Theorem algorithm'_algorithm''_equiv n (a: algorithm' n):
forall (i: instantation) (x: variable), run_algorithm' a i x = run_algorithm'' (algorithm'_to_algorithm'' a) i x.
Proof.
Admitted.
Your statement appears to be false. Here is a counter example.
Definition mya1 : algorithm' 2 :=
conditional' (GT x0 x1)
((assign (num x0) (num x2)) :: (assign (num x1) (num x3)) :: nil)
((assign (num x0) (num x4)) :: (assign (num x1) (num x5)) :: nil)
(conditional' (GT x2 x3)
((assign (num x2) (num x6)) :: (assign (num x3) (num x7)) :: nil)

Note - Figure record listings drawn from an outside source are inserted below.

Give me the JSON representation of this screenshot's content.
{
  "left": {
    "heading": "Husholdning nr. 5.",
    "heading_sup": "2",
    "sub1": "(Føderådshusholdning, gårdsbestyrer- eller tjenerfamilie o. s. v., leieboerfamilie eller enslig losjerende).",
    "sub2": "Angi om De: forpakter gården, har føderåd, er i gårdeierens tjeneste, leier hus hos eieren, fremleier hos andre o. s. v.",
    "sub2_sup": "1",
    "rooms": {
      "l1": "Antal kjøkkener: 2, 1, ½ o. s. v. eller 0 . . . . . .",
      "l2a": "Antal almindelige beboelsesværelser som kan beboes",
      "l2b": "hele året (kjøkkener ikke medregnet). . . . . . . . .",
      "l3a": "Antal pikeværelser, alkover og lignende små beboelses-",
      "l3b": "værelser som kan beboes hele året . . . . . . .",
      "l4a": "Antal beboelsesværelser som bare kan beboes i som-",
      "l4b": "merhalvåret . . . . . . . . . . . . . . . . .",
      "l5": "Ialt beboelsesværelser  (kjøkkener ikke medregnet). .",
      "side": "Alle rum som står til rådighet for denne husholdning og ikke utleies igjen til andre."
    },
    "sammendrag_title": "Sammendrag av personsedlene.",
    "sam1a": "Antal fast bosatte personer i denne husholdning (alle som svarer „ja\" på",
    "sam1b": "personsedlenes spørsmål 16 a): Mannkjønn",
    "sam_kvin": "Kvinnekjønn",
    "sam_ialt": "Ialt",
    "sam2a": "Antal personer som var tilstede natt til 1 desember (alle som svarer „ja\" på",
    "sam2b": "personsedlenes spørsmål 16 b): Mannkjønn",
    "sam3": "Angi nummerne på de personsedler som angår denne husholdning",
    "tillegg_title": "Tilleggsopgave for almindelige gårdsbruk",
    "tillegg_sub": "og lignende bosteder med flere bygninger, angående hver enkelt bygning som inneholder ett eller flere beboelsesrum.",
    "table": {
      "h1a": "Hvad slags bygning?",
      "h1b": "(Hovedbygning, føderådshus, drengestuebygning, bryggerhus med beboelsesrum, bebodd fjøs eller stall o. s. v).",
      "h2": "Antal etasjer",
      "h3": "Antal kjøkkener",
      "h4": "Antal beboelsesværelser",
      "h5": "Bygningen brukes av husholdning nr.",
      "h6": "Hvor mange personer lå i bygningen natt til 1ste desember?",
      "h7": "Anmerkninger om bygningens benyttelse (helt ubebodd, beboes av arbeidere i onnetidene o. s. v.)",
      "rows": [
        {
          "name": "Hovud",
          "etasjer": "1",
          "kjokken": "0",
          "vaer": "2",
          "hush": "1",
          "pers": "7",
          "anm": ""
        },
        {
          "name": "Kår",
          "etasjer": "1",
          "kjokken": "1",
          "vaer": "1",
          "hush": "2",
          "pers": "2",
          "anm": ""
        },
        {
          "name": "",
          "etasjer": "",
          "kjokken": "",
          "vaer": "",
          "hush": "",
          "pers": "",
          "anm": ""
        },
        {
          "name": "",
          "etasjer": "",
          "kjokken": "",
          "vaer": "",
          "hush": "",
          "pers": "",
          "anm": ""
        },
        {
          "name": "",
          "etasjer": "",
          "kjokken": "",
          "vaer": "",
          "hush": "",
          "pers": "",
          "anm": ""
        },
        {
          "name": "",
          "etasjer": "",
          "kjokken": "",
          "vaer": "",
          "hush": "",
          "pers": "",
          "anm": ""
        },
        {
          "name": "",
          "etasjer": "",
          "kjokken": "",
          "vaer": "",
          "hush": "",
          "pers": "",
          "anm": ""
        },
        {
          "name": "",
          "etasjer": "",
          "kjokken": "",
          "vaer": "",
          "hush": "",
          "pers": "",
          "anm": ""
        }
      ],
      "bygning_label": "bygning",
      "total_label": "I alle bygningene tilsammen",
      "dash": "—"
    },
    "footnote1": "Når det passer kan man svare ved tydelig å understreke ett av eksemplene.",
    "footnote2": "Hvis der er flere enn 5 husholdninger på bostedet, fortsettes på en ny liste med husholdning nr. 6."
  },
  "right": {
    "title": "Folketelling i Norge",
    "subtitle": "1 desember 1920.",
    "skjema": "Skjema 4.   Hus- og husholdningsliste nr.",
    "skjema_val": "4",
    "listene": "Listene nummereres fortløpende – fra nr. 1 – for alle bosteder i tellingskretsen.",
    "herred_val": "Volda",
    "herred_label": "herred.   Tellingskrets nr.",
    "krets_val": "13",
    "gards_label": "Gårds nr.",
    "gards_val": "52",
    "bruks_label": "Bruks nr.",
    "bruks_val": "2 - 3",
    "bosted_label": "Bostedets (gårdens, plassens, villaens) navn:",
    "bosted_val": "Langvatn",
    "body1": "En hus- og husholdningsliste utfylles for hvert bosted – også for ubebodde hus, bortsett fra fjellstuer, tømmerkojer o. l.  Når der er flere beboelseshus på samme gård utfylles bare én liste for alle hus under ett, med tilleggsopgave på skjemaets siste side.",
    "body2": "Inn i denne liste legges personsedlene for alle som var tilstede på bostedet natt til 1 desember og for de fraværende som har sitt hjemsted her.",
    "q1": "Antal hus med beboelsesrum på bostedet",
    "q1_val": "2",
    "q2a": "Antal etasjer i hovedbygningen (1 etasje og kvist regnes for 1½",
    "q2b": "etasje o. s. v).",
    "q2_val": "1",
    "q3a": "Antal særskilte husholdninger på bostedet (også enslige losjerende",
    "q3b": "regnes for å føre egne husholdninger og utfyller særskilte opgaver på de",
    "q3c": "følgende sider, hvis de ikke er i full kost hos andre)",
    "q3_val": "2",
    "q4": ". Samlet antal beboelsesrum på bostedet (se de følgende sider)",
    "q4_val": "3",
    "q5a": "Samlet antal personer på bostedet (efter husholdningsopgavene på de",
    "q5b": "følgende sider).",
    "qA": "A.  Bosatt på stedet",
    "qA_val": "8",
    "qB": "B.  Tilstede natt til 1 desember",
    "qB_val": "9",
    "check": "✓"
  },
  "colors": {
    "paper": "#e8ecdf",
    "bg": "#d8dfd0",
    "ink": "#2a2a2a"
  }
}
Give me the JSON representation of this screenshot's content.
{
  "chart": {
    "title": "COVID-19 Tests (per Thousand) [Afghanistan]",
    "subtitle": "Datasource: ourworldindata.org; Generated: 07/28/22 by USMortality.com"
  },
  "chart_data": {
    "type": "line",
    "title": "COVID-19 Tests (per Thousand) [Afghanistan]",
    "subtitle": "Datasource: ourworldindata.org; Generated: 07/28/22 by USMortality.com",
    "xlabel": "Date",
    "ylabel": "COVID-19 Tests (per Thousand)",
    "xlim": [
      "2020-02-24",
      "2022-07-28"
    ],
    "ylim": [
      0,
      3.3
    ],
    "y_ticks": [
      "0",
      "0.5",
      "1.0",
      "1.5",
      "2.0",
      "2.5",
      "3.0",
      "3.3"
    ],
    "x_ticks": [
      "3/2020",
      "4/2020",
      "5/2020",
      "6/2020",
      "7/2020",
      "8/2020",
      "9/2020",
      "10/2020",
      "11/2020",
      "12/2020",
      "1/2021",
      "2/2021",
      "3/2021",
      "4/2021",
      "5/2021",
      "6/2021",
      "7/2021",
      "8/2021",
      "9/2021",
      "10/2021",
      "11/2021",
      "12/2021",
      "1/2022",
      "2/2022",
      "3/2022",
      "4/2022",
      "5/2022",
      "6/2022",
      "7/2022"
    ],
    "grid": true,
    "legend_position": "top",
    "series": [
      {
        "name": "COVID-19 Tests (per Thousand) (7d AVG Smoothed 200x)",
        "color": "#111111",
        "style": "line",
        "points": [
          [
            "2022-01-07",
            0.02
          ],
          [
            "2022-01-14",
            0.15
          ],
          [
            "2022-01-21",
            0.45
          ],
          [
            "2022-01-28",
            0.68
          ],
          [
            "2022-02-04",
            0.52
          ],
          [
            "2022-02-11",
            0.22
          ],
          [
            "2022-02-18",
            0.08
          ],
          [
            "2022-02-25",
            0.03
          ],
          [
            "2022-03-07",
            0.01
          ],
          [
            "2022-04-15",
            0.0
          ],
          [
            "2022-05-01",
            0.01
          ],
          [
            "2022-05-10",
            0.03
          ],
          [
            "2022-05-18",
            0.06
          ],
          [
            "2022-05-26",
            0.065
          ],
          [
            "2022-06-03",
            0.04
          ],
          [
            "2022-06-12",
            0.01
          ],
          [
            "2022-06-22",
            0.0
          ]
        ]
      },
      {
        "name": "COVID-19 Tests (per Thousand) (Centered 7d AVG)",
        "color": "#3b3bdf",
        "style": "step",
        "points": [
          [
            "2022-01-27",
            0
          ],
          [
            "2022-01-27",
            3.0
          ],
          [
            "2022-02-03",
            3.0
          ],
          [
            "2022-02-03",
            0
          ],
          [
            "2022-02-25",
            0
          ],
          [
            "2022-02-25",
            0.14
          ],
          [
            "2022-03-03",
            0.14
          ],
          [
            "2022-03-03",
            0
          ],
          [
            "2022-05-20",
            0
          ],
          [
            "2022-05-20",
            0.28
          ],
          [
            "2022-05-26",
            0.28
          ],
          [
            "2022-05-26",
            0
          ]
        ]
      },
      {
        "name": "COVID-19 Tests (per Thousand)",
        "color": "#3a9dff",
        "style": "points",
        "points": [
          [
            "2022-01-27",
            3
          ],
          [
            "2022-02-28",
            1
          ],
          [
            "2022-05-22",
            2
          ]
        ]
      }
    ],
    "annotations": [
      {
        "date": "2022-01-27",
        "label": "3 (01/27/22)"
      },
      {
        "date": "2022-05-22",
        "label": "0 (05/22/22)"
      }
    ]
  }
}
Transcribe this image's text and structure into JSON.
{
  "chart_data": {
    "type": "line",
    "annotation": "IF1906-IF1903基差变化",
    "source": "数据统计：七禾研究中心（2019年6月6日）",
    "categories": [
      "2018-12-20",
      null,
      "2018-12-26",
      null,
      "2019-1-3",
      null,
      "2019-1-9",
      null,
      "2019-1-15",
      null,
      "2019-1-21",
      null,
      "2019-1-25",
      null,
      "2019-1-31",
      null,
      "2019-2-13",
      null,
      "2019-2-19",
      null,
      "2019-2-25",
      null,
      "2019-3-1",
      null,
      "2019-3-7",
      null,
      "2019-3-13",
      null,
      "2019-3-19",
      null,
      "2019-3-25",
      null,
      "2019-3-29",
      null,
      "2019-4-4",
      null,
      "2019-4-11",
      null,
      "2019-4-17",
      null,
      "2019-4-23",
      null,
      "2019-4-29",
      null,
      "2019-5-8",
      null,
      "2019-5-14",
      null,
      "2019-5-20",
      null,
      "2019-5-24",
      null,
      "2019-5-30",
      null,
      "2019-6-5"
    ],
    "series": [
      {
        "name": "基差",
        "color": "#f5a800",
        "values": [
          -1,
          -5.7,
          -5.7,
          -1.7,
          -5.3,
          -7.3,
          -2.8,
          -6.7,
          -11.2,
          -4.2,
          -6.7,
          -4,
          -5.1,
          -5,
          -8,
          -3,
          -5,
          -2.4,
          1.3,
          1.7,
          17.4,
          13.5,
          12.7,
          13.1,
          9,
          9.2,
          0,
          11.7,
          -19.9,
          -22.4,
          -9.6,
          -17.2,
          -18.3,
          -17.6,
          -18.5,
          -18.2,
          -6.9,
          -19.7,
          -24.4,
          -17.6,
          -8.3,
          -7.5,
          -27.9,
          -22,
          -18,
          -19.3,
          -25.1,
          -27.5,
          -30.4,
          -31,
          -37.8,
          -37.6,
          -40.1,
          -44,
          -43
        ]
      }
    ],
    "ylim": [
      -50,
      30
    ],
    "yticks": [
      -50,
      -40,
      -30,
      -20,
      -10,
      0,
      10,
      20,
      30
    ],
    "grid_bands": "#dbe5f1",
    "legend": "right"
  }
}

((assign (num x0) (num x4)) :: (assign (num x1) (num x5)) :: nil)
leaf' leaf')
(conditional' (GT x3 x0)
((assign (num x2) (num x7)) :: (assign (num x3) (num x6)) :: nil)
((assign (num x0) (num x4)) :: (assign (num x1) (num x5)) :: nil)
leaf' leaf').
Definition myi x :=
if variable_eq_dec x (num x0) then 3 else
if variable_eq_dec x (num x1) then 4 else
if variable_eq_dec x (num x2) then 6 else
if variable_eq_dec x (num x3) then 5 else
if variable_eq_dec x (num x4) then 7 else
if variable_eq_dec x (num x5) then 8 else
if variable_eq_dec x (num x6) then 9 else
0.
The following command returns 6
Compute run_algorithm' mya1 myi (num x2).
While the following returns 0.
Compute run_algorithm'' (algorithm'_to_algorithm'' mya1) myi (num x2).
I found the counter example by attempting to do the proof by induction on a. Here is my script.
Theorem algorithm'_algorithm''_equiv n (a: algorithm' n):
forall (i: instantation) (x: variable),
run_algorithm' a i x = run_algorithm'' (algorithm'_to_algorithm'' a) i x.
Proof.
induction a.
easy.
simpl.
intros i x.
destruct c.
destruct (Compare_dec.gt_dec (i (num more)) (i (num less))) as [cmp1 | cmp2].
rewrite IHa1.
This leads me to a goal that is more about append_assigments and run_assignment_list, which I state in this manner.
Lemma algorithm''_list n (a : algorithm'' n) (l: list assignment) i x :
run_algorithm'' a (run_assignment_list l i) x =
run_algorithm'' (append_assignments a l) i x.
In the course of making this proof, by induction on a, I could see that there was a mismatch of execution between the two sides of the equality. Analyzing it further lead to the counterexample.